Why I am silent about the elections
I am writing this article not only because I feel there is a need to explain my silence during this election time, but also to invite readers to consider silence as a valid response in these moments of confusion.
Six years ago when it was my first time to vote, I had a completely different picture of the country. I was fresh from school and overflowing with idealism. This time, my being assigned for summer apostolate here in Pio Duran, a third class municipality on the western coast of Albay, has allowed me to take a closer look at how wounded we have become as a people.
Random conversations and involvement in voters’ education sessions in the barrios revealed the frustration of many townsfolk over flagrant corruption, vote buying, rampant drug abuse, and many other problems. And I have seen the very same things in other parts of the country.

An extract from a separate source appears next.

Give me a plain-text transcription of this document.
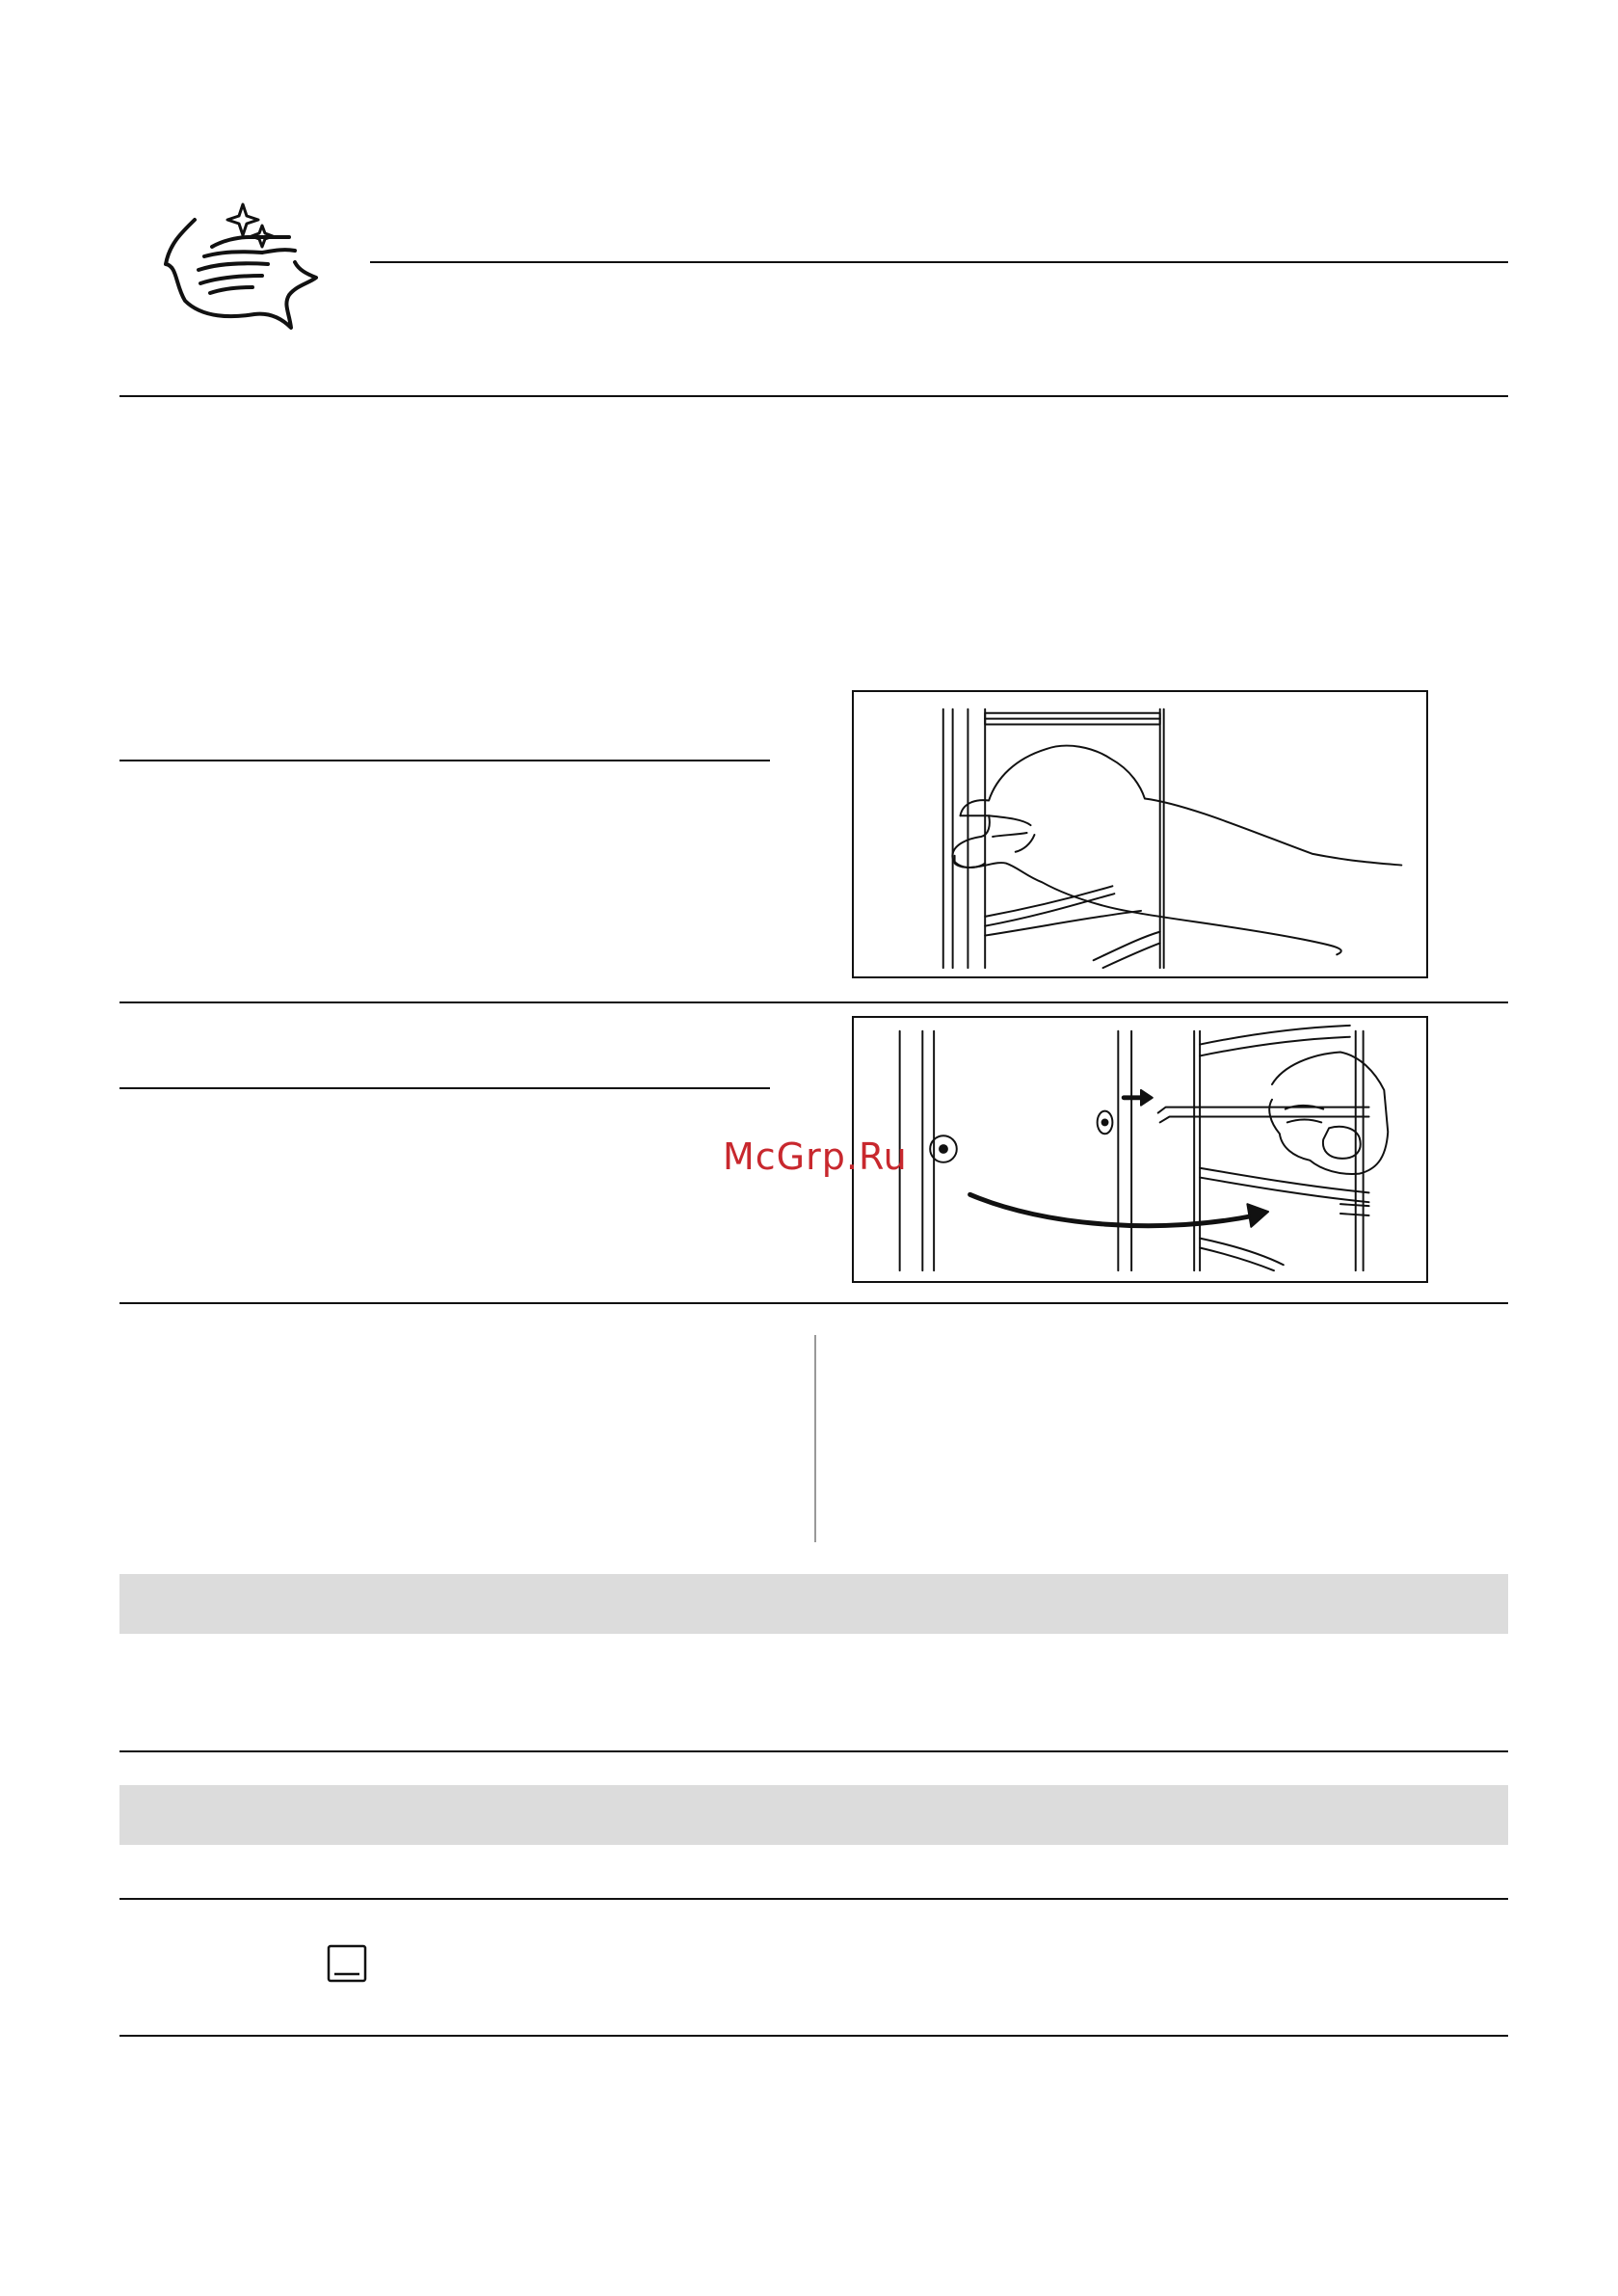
McGrp.Ru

I looked at the comforts I have access to vis-à-vis the unmet basic needs of the communities we visit, and I cannot ignore the truth that our people are poor and suffering.
What the elections should be
The elections are an institution where people could effect the changes we need. Yet how deeply have we tarnished this system? How many of us do not feel a little uneasy or even hopeless about this exercise?

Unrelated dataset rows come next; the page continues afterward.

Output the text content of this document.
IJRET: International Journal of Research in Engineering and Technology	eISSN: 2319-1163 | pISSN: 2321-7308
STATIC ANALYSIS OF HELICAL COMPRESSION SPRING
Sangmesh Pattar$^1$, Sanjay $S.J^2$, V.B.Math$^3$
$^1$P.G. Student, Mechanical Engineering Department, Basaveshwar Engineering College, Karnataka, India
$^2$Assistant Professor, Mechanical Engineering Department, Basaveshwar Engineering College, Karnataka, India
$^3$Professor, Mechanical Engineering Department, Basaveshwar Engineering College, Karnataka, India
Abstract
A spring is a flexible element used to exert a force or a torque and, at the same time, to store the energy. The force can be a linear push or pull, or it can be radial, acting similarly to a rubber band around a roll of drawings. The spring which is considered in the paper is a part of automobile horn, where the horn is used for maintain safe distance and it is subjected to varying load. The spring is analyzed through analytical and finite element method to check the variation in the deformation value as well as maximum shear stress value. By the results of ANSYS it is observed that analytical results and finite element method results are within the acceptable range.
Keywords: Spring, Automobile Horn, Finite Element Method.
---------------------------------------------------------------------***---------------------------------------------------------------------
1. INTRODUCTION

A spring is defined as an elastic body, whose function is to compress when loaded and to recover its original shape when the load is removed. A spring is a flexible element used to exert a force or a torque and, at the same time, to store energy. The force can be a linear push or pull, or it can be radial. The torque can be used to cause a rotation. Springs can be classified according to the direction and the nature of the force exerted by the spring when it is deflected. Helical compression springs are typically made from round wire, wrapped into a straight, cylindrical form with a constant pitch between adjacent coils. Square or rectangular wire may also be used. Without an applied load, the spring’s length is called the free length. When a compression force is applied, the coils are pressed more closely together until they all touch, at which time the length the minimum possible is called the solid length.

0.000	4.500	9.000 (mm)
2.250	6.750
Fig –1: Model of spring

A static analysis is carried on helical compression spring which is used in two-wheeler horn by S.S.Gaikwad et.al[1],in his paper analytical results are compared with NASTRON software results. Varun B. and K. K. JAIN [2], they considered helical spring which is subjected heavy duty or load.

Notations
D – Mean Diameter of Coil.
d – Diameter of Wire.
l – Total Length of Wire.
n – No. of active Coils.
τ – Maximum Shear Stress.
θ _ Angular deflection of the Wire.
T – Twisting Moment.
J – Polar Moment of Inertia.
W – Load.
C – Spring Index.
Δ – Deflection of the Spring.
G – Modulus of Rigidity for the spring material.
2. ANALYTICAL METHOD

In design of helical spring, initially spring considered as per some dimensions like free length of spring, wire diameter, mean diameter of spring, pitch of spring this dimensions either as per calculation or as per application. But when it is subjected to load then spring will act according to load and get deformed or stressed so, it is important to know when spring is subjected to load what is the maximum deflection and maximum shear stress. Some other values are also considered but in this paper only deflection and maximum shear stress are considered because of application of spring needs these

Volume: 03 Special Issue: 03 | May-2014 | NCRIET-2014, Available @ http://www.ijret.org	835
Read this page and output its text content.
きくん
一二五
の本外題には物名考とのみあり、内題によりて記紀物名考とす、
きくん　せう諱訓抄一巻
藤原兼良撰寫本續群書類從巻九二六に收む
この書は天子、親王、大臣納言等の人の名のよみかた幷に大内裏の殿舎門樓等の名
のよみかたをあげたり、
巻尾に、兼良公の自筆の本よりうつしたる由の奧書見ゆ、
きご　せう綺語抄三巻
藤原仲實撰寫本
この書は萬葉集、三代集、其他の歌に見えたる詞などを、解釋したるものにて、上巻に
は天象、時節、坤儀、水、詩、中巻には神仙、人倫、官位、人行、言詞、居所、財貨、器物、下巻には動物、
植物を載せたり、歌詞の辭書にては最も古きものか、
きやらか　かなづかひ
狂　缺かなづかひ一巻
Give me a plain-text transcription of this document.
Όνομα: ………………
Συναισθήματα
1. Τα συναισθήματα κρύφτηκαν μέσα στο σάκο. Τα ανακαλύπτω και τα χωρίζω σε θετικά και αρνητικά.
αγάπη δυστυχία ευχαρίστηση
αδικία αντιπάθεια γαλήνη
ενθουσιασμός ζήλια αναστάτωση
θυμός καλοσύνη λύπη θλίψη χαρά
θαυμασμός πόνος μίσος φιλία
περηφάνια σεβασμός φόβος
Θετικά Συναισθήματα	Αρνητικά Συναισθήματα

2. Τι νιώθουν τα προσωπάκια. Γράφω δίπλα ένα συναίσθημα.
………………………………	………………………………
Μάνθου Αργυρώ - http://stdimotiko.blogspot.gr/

On social networking sites, netizens busy themselves with expressing their thoughts. While well-meaning citizens try to air valuable opinions and show support in campaigning for the candidates they believe in, still many others are caught in the bandwagon of illogical arguments, senseless memes, and unconfirmed stories to the detriment of reputations and consciences.
We are a wounded nation, yes. But we must not forget that this cannot be our common destiny. The Filipinos are a peace-loving people and we have a rich nation and a long tradition of good values that we wish to hand on to future generations. Every election we are given a chance to shape an enabling environment for the progress we all seek.
No, the elections are not an end. It is rather a test of our values, of how we wish to be led and how we want our future to be. Only after the votes have been counted does the dirty work begin.
Therefore, to exercise our right to vote and to intelligently participate in politics is an act of charity, especially when we think about the common good. Pope Francis has repeatedly said that the chief aim of politics is always the common good. So when I go out to vote, I must think not only of myself but also of others, including the marginalized, the young people, and the environment.
Lesser evil is still evil?
Many are discouraged because they would not settle for the lesser evil, thinking that doing so would still mean choosing evil. One must not fall trap to this wordplay. In Augustinian philosophy, only God is all good; everything else has some evil in them. But evil here pertains not to something positively existing. It is rather the absence, lack, or privation of good. And so even if a person has some imperfections, we are still able to speak of him or her as a good person. Could it be that “lesser evil” is but a negative term for “greatest good” when given a set of choices?
For there are no perfect candidates. And we cannot downplay the leadership capabilities of a candidate simply by checking them against a single moral issue or some mistake committed in the past. Don’t we all have our own shares of errors? At the end of the day, we will still have to choose from among men and women who have courageously accepted the difficult challenge to lead.
Silence as a valid response
I am silent, then, about the elections because it is the best response I can think of. And I am not the only one. Many others have already chosen to embrace the same attitude.
This is not to discredit the value of openness and dialogue which are both necessary to progress. I am silent not only because I am with the citizens’ arm. This is not even an abandonment of my freedom of speech nor of my being a political scientist by education. I am silent because it is the best response I can think of given all the noise and confusion, because whenever I recall the sufferings of my people I am left with no more words. I can only sit with them in the silence.
Silence is not for the weak nor the coward. Silence is for the wise and the strong of heart. Here I am able to carefully listen to that distinct voice of the Truth. Here I am able to prayerfully discern so that when I cast my vote, it will be an informed vote even if it is but one among millions. Hope against hope, I will let my ballot speak.